Kendrick cites the frenetic busyness of his career as a motivator to practice being more present. “When you in music—and everybody knows this—the years are always cut in half, because you always have something to do,” he says. “It just goes and then you miss out on your moment because you’re so in the moment you didn’t know the moment was going on.”
After realizing that music was consuming his thoughts and attention, Kendrick turned to meditation for time and space away from his work: “That 30 minutes helps me to totally zone out and not think about my next lyric. You know? It gives me a re-start, a jump start, a refresh. It lets me know why I’m here, doing what I’m doing.”
Competition is ingrained in hip-hop’s DNA; there’s tremendous pressure to claim the “best rapper alive” throne by breaking the mold on verbal gymnastics, pushing artistic boundaries, and resonating with audiences through culture and emotion. Slap on deadlines from record labels, plus scrutiny and sensationalism from the public eye—it’s a paralyzing weight for anyone to endure.

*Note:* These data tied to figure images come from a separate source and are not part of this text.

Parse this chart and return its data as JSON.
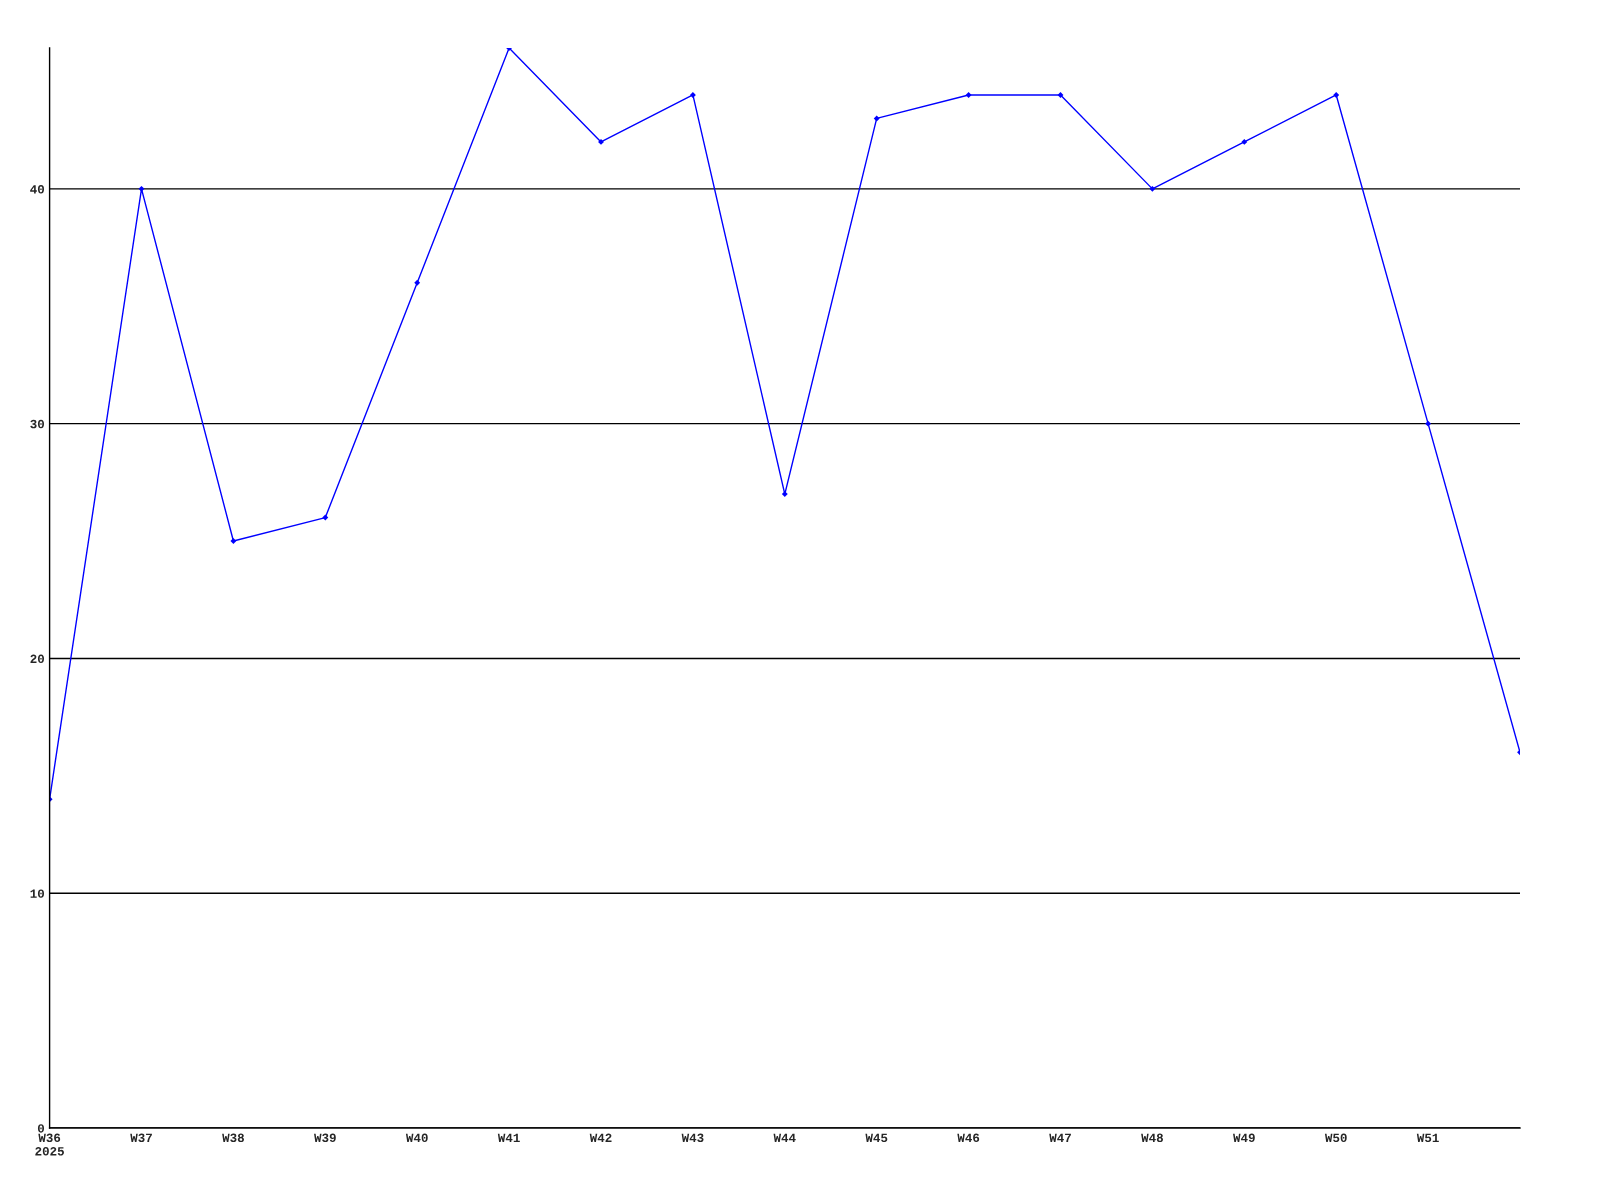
{
  "chart_data": {
    "type": "line",
    "categories": [
      "W36\n2025",
      "W37",
      "W38",
      "W39",
      "W40",
      "W41",
      "W42",
      "W43",
      "W44",
      "W45",
      "W46",
      "W47",
      "W48",
      "W49",
      "W50",
      "W51",
      null
    ],
    "series": [
      {
        "color": "#0000ff",
        "values": [
          14,
          40,
          25,
          26,
          36,
          46,
          42,
          44,
          27,
          43,
          44,
          44,
          40,
          42,
          44,
          30,
          16
        ]
      }
    ],
    "ylim": [
      0,
      46
    ],
    "yticks": [
      0,
      10,
      20,
      30,
      40
    ],
    "grid": "y",
    "marker": "diamond",
    "line_style": "solid"
  }
}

“There’s a great deal of bullshit that people think about when they make music, things that don’t matter,” Rubin says. “[Meditation] kind of wipes that away, and you focus on the real job at hand, as opposed to thinking about what the management wants, or what the record company’s saying, or what somebody at a radio station might think.”
While the dusty notion that hip-hop is all about cars, money, and clothes may still ring true for certain acts, there’s no denying that the genre has evolved. By unmasking both the stigmas attached to mental health issues and stereotypes about meditation, the rap game is well set up for a healthier and happier road ahead—for artists and fans alike.